Karena penyebaran bakteri dapat terjadi tanpa gejala, maka penting untuk menjaga kebersihan dan kebersihan pada anak untuk menghindari risiko infeksi.
Pneumonia sering disalahartikan dengan flu biasa pada anak-anak karena gejalanya mirip seperti demam, batuk, dan sesak napas. Namun gejala umum pneumonia adalah pernapasan cepat atau batuk dan sesak napas sehingga memerlukan perhatian yang cermat.
Untuk mengetahui apakah anak mengalami pernapasan cepat, orang tua dapat menghitung jumlah napas dalam satu menit. Berdasarkan data WHO, frekuensi pernapasan normal adalah sebagai berikut: kurang dari 2 bulan (≤ 60 kali/menit), usia 1 tahun (≤ 50 kali/menit), dan anak lebih tua (≤ 40 kali/menit).

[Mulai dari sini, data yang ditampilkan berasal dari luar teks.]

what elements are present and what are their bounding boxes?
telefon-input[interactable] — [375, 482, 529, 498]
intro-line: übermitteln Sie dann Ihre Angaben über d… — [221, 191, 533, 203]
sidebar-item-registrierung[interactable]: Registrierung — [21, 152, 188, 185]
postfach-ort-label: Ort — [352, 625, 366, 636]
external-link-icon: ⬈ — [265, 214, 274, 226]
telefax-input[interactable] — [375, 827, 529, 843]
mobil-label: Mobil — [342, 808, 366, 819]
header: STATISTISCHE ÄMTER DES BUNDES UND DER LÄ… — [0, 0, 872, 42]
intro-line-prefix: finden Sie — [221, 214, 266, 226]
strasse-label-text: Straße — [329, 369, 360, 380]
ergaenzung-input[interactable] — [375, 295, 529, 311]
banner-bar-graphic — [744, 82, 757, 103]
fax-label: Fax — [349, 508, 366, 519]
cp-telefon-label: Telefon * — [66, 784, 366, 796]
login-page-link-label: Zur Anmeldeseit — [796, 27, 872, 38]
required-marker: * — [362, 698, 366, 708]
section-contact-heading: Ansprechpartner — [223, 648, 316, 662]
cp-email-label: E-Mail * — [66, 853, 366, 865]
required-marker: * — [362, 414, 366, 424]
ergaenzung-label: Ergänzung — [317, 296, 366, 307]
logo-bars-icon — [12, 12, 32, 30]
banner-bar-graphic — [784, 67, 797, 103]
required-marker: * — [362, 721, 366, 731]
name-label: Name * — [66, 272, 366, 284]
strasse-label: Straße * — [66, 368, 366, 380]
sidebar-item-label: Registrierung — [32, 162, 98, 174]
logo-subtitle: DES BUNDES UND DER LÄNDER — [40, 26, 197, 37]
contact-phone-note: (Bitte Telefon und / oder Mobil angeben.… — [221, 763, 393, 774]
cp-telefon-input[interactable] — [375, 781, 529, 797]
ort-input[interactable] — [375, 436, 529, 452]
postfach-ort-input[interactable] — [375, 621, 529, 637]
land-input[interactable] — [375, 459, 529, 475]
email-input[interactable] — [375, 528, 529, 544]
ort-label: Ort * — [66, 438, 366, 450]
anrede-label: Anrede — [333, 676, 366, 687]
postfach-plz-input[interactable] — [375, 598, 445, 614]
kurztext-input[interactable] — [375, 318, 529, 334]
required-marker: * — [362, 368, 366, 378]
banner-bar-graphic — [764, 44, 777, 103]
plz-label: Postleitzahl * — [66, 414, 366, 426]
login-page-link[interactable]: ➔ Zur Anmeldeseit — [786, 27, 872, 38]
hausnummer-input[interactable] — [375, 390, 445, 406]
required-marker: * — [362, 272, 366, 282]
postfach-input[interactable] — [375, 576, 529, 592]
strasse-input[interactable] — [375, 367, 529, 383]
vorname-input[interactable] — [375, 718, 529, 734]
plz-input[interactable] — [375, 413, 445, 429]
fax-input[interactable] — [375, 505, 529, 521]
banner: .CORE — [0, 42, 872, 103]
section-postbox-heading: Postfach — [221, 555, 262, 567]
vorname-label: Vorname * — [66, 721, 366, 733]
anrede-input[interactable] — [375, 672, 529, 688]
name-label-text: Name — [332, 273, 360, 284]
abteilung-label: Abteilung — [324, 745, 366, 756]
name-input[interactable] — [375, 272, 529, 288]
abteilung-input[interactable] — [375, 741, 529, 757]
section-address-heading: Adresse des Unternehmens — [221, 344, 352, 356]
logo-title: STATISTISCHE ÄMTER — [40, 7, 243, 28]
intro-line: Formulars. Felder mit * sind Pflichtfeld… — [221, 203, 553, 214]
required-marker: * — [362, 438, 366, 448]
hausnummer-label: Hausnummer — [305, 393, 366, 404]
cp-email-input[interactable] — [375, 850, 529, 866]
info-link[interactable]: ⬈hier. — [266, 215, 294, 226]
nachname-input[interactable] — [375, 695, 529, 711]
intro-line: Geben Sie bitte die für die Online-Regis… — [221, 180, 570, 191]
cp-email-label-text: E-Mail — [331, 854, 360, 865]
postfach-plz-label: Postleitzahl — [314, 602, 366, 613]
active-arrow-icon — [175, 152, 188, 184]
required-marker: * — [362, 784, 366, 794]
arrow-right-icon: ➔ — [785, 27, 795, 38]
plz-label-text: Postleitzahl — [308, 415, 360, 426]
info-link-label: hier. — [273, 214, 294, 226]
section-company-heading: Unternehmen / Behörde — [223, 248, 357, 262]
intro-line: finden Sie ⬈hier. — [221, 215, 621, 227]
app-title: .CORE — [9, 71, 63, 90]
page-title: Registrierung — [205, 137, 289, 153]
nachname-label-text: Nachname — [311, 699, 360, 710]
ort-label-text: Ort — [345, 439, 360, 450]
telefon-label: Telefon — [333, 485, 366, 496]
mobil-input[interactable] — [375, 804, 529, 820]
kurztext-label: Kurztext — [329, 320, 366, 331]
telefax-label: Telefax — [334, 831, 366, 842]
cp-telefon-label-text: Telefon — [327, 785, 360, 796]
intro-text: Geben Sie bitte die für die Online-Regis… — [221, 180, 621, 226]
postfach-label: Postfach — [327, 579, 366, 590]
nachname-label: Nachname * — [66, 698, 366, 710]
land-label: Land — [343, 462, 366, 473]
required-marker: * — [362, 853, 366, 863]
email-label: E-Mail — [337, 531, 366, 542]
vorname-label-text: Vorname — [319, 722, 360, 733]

Jika diare melebihi angka tersebut, kata Waheuni, bisa jadi itu pertanda pneumonia.
Selain itu, orang tua juga harus mewaspadai adanya tarikan dinding dada saat bayi bernapas, yang menandakan kesulitan bernapas.
Jika gejala tersebut muncul, bawalah anak ke dokter untuk dilakukan pemeriksaan kembali, karena penanganan dini dapat mencegah komplikasi serius.